Ever since I started high school, my dad has been pressing me about the importance of having a hobby. For years, I danced, played soccer, got involved in activities and programming at school, and have held part-time jobs galore – what more could he want from me? Didn’t any of those things constitute a hobby? Not according to my father, they didn’t. I was constantly struggling with what the concept of a hobby meant and what good having one would really do me. It wasn’t until I got to college that I really came to understand the importance of having that “something else.”
If you have read any of my past articles, you’ll know that I came into college as a dance major. All throughout my childhood and early teen years, I considered dance a hobby but once I moved to a performing arts high school, it became much more than a hobby. It became my passion. A passion I carried with me into college. Dance became my school, it became my work, it became all of the key factors of a person’s life that are no longer considered “leisurely activities” or something that you do “just for fun.” Dancing was no longer my way to de-stress from the angst of school and work because it now was my school and work. Everything in my life revolved around dance, dance classes, dance rehearsals, teaching dance, studying for dance or creating dance-based projects. There was no break.
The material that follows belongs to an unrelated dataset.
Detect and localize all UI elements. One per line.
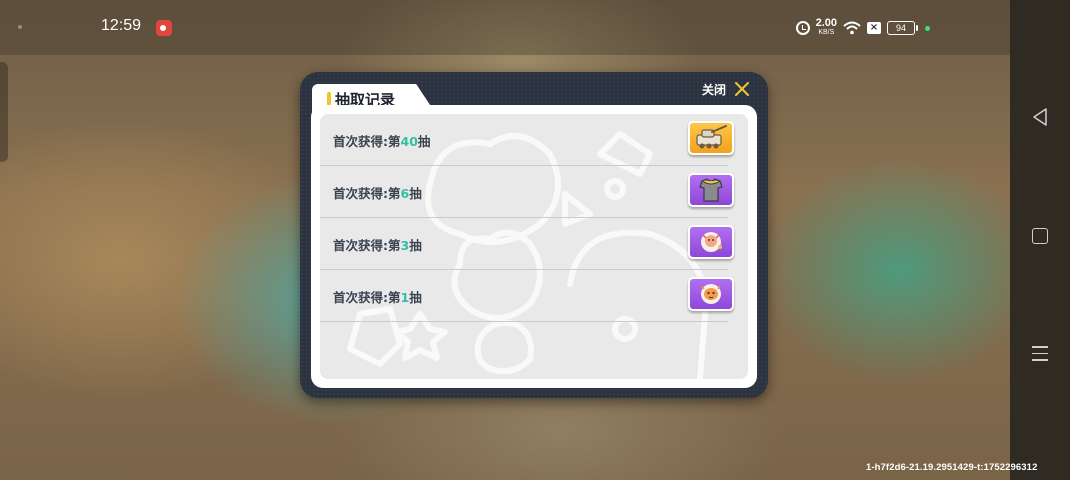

As much as I loved dance and miss it since I have stopped, I knew it didn’t hold the same value and role in my life as it once had. As I watched dance come to play a more vital role in my life, I sought to find another activity, or hobby, that would alleviate the pressures from school and work. It had to be something completely unrelated to what I was doing everywhere else. Lucky for me, I didn’t have to look that far. I got my first camera in my sophomore year of college and was hooked on it ever since. Photography is my way of stepping out into the world and offering it something other than movement. I find it relaxing to comb through pictures I have taken and edit them until I get them just where I want them too. I love being able to tell a different story through a series or arrangement of pictures. It’s a different art form but it isn’t dancing.
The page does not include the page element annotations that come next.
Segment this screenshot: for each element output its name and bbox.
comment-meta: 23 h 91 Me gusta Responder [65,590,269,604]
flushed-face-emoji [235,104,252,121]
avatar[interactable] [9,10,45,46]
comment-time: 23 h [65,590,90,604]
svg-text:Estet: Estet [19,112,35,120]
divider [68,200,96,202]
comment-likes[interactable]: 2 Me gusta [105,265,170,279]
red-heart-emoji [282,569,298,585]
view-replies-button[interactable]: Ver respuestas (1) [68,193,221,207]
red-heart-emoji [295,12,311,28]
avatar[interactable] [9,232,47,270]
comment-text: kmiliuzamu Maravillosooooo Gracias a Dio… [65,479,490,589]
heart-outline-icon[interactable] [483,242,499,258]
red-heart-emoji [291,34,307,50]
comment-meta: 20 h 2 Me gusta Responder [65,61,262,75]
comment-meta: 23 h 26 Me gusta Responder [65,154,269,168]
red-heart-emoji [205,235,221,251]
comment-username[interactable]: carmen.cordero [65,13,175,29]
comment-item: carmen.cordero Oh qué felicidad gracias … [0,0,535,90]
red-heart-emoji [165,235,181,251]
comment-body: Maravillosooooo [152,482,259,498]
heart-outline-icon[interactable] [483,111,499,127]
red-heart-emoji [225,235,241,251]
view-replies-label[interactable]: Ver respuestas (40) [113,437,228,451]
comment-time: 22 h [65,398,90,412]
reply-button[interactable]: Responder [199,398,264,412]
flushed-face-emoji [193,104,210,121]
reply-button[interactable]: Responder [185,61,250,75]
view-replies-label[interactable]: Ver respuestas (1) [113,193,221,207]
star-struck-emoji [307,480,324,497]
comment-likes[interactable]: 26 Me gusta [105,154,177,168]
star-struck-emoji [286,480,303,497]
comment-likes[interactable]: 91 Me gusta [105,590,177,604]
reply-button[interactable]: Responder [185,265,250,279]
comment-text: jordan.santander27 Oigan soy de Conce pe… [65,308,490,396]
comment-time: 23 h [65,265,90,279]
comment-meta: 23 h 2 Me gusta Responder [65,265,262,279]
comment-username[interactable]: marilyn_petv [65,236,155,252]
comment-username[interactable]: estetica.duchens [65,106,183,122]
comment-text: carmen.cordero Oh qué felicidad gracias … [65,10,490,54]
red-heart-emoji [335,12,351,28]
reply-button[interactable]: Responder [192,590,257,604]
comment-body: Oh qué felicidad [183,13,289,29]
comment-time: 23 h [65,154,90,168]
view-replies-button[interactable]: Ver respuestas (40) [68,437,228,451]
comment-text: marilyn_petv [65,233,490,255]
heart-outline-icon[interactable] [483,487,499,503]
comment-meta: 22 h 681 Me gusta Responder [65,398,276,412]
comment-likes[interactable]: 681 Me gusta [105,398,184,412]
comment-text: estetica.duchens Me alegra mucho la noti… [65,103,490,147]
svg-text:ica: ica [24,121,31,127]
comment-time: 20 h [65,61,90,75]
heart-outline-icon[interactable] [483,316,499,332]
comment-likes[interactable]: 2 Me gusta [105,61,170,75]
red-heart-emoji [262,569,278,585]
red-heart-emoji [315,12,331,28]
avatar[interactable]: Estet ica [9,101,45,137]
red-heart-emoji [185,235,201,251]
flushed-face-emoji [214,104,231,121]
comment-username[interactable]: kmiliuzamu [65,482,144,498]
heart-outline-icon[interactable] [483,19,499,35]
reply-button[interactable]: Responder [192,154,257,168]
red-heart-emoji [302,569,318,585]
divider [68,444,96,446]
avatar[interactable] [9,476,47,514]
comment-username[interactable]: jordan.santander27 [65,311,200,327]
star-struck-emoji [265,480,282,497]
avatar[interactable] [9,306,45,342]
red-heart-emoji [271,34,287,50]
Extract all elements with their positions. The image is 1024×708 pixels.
I almost fell into the trap again by taking on a photography minor. I was so excited about photography that I felt it would be good to take on a minor. After about two terms of this, I realized what I was doing. I was making photography something related to school. My projects became homework and going out on a shoot became more restrictive and guided by the scope of the class. I quickly recognized the trap I was falling into and dropped the minor. The thing about a hobby is that it has got to be something that excited you without the pressure of a due date or someone else’s governance. Over time, things for work and school become mundane and a chore. Whereas a hobby should always be an escape from all of that, something to distract and excite you.
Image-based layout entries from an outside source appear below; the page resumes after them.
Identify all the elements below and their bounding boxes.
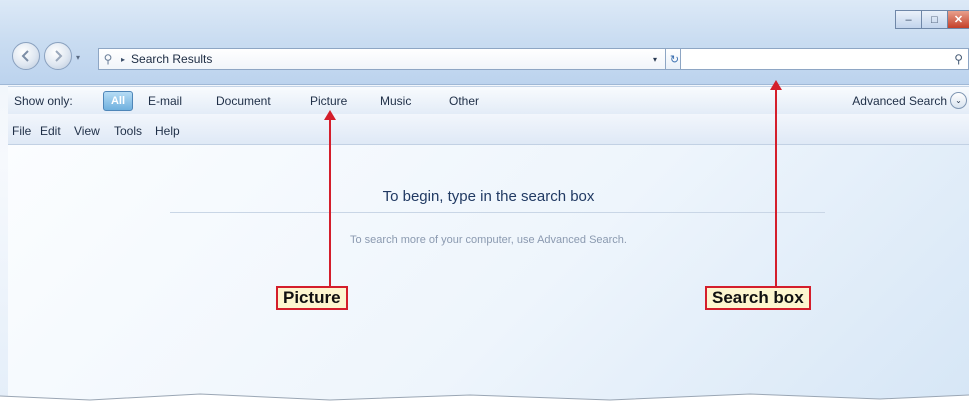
filter-bar: Show only: All E-mail Document Picture M… [8, 86, 969, 115]
breadcrumb-separator: ▸ [121, 54, 126, 64]
filter-music[interactable]: Music [380, 94, 411, 108]
empty-state-hint: To search more of your computer, use Adv… [350, 234, 627, 246]
filter-label: Show only: [14, 94, 73, 108]
search-box-callout: Search box [705, 286, 811, 310]
chevron-down-icon[interactable]: ⌄ [950, 92, 967, 109]
search-icon: ⚲ [954, 52, 963, 66]
picture-callout: Picture [276, 286, 348, 310]
search-icon: ⚲ [103, 52, 113, 66]
empty-state-heading: To begin, type in the search box [382, 188, 595, 205]
back-icon [21, 50, 29, 62]
breadcrumb[interactable]: Search Results [131, 52, 212, 66]
filter-other[interactable]: Other [449, 94, 479, 108]
caption-buttons: – □ ✕ [895, 10, 969, 30]
minimize-button[interactable]: – [895, 10, 921, 29]
back-button[interactable] [12, 42, 40, 70]
forward-button[interactable] [44, 42, 72, 70]
address-bar[interactable]: ⚲ ▸ Search Results ▾ [98, 48, 666, 70]
forward-icon [55, 50, 63, 62]
divider [170, 212, 825, 213]
refresh-icon: ↻ [669, 53, 680, 66]
filter-document[interactable]: Document [216, 94, 271, 108]
results-pane: To begin, type in the search box To sear… [8, 145, 969, 406]
picture-arrow [329, 118, 331, 286]
menu-help[interactable]: Help [155, 124, 180, 138]
menu-tools[interactable]: Tools [114, 124, 142, 138]
explorer-window: – □ ✕ ▾ ⚲ ▸ Search Results ▾ ↻ ⚲ Show on… [0, 0, 969, 406]
maximize-button[interactable]: □ [921, 10, 947, 29]
search-box-arrow [775, 88, 777, 286]
menu-file[interactable]: File [12, 124, 31, 138]
address-dropdown[interactable]: ▾ [653, 55, 657, 64]
menu-view[interactable]: View [74, 124, 100, 138]
title-bar: – □ ✕ ▾ ⚲ ▸ Search Results ▾ ↻ ⚲ [0, 0, 969, 85]
advanced-search-link[interactable]: Advanced Search [852, 94, 947, 108]
close-button[interactable]: ✕ [947, 10, 969, 29]
search-input[interactable]: ⚲ [680, 48, 969, 70]
menu-edit[interactable]: Edit [40, 124, 61, 138]
filter-picture[interactable]: Picture [310, 94, 347, 108]
torn-edge [0, 393, 969, 406]
recent-pages-dropdown[interactable]: ▾ [76, 53, 80, 62]
menu-bar: File Edit View Tools Help [8, 114, 969, 145]
filter-all-button[interactable]: All [103, 91, 133, 111]
filter-email[interactable]: E-mail [148, 94, 182, 108]
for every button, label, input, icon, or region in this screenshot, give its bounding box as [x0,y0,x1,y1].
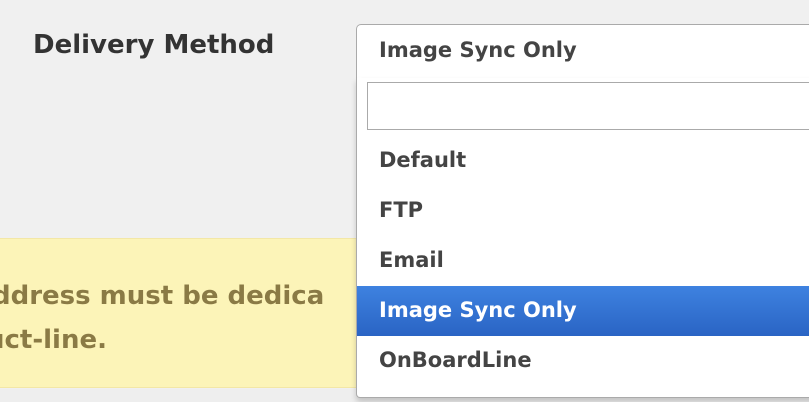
notice-line-2: uct-line. [0,325,107,355]
select-search-input[interactable] [367,82,809,130]
select-options-list: Default FTP Email Image Sync Only OnBoar… [357,136,809,386]
option-image-sync-only[interactable]: Image Sync Only [357,286,809,336]
option-default[interactable]: Default [357,136,809,186]
select-dropdown: Default FTP Email Image Sync Only OnBoar… [356,78,809,398]
select-current-value[interactable]: Image Sync Only [356,24,809,78]
option-email[interactable]: Email [357,236,809,286]
notice-line-1: ddress must be dedica [0,281,325,311]
delivery-method-select[interactable]: Image Sync Only Default FTP Email Image … [356,24,809,398]
option-ftp[interactable]: FTP [357,186,809,236]
option-onboardline[interactable]: OnBoardLine [357,336,809,386]
delivery-method-label: Delivery Method [33,30,275,60]
notice-text: ddress must be dedica uct-line. [0,274,324,362]
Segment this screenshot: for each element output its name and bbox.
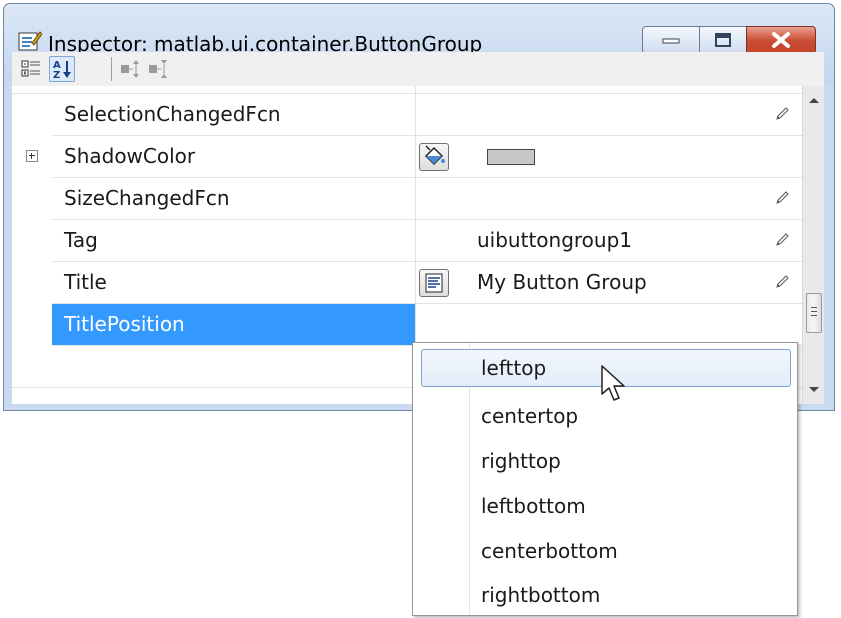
dropdown-option-leftbottom[interactable]: leftbottom bbox=[421, 487, 791, 525]
property-name: Title bbox=[64, 270, 107, 294]
dropdown-option-righttop[interactable]: righttop bbox=[421, 442, 791, 480]
maximize-button[interactable] bbox=[699, 26, 747, 54]
dropdown-option-rightbottom[interactable]: rightbottom bbox=[421, 576, 791, 614]
expand-all-icon bbox=[121, 60, 139, 78]
collapse-all-icon bbox=[149, 60, 167, 78]
minimize-button[interactable] bbox=[642, 26, 700, 54]
vertical-scrollbar[interactable] bbox=[802, 86, 824, 404]
scrollbar-thumb[interactable] bbox=[806, 293, 822, 333]
property-name: SizeChangedFcn bbox=[64, 186, 230, 210]
property-row-selectionchangedfcn[interactable]: SelectionChangedFcn bbox=[12, 94, 802, 136]
toolbar-separator bbox=[111, 57, 112, 81]
minimize-icon bbox=[662, 38, 680, 44]
collapse-all-button[interactable] bbox=[146, 56, 172, 82]
dropdown-option-centerbottom[interactable]: centerbottom bbox=[421, 532, 791, 570]
toolbar: A Z bbox=[12, 52, 824, 86]
close-button[interactable] bbox=[746, 26, 816, 54]
property-row-title[interactable]: Title My Button Group bbox=[12, 262, 802, 304]
color-swatch[interactable] bbox=[487, 149, 535, 165]
alphabetical-sort-icon: A Z bbox=[53, 60, 71, 81]
text-editor-button[interactable] bbox=[419, 269, 449, 297]
paint-bucket-icon bbox=[424, 145, 445, 166]
svg-text:Z: Z bbox=[53, 70, 60, 81]
alphabetical-sort-button[interactable]: A Z bbox=[49, 56, 75, 82]
property-row-partial bbox=[12, 86, 802, 94]
mouse-cursor-icon bbox=[601, 365, 625, 401]
categorized-view-icon bbox=[21, 60, 40, 77]
property-name: TitlePosition bbox=[52, 304, 416, 345]
scroll-up-arrow-icon[interactable] bbox=[803, 90, 825, 112]
maximize-icon bbox=[715, 33, 731, 47]
property-name: ShadowColor bbox=[64, 144, 196, 168]
property-row-titleposition[interactable]: TitlePosition bbox=[12, 304, 802, 346]
inspector-icon bbox=[18, 31, 42, 51]
property-row-shadowcolor[interactable]: ShadowColor bbox=[12, 136, 802, 178]
property-row-tag[interactable]: Tag uibuttongroup1 bbox=[12, 220, 802, 262]
property-value[interactable]: uibuttongroup1 bbox=[477, 220, 632, 261]
scroll-down-arrow-icon[interactable] bbox=[803, 378, 825, 400]
property-name: SelectionChangedFcn bbox=[64, 102, 281, 126]
categorized-view-button[interactable] bbox=[18, 56, 44, 82]
pencil-icon[interactable] bbox=[774, 232, 790, 248]
pencil-icon[interactable] bbox=[774, 106, 790, 122]
property-name: Tag bbox=[64, 228, 98, 252]
expand-all-button[interactable] bbox=[118, 56, 144, 82]
pencil-icon[interactable] bbox=[774, 190, 790, 206]
text-editor-icon bbox=[425, 273, 443, 293]
property-value[interactable]: My Button Group bbox=[477, 262, 647, 303]
property-row-sizechangedfcn[interactable]: SizeChangedFcn bbox=[12, 178, 802, 220]
close-icon bbox=[772, 32, 790, 48]
pencil-icon[interactable] bbox=[774, 274, 790, 290]
color-picker-button[interactable] bbox=[419, 143, 449, 171]
expand-icon[interactable] bbox=[26, 150, 38, 162]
With the burden and pressures of being a college student, I cannot stress the importance of this enough. We all need some sort of mental break. We all need something to focus on in that wee bit of free time we all pretend we never see (yeah, I said it). It could be an activity like sewing, rollerskating, reading, drawing, designing, researching, collecting, hiking, bird-watching or building model airplanes. It could be more of an interest or subject area you explore and become an expert in like cars, horses, fashion, or the art of latte making. Hobbies aren’t hard to find, in fact, for many people, their life-long passions all began as hobbies. But even if that’s the case, it’s always important to find something else: give yourself that break. Enjoy life to fullest; everything you enjoy in life doesn’t have to be so serious.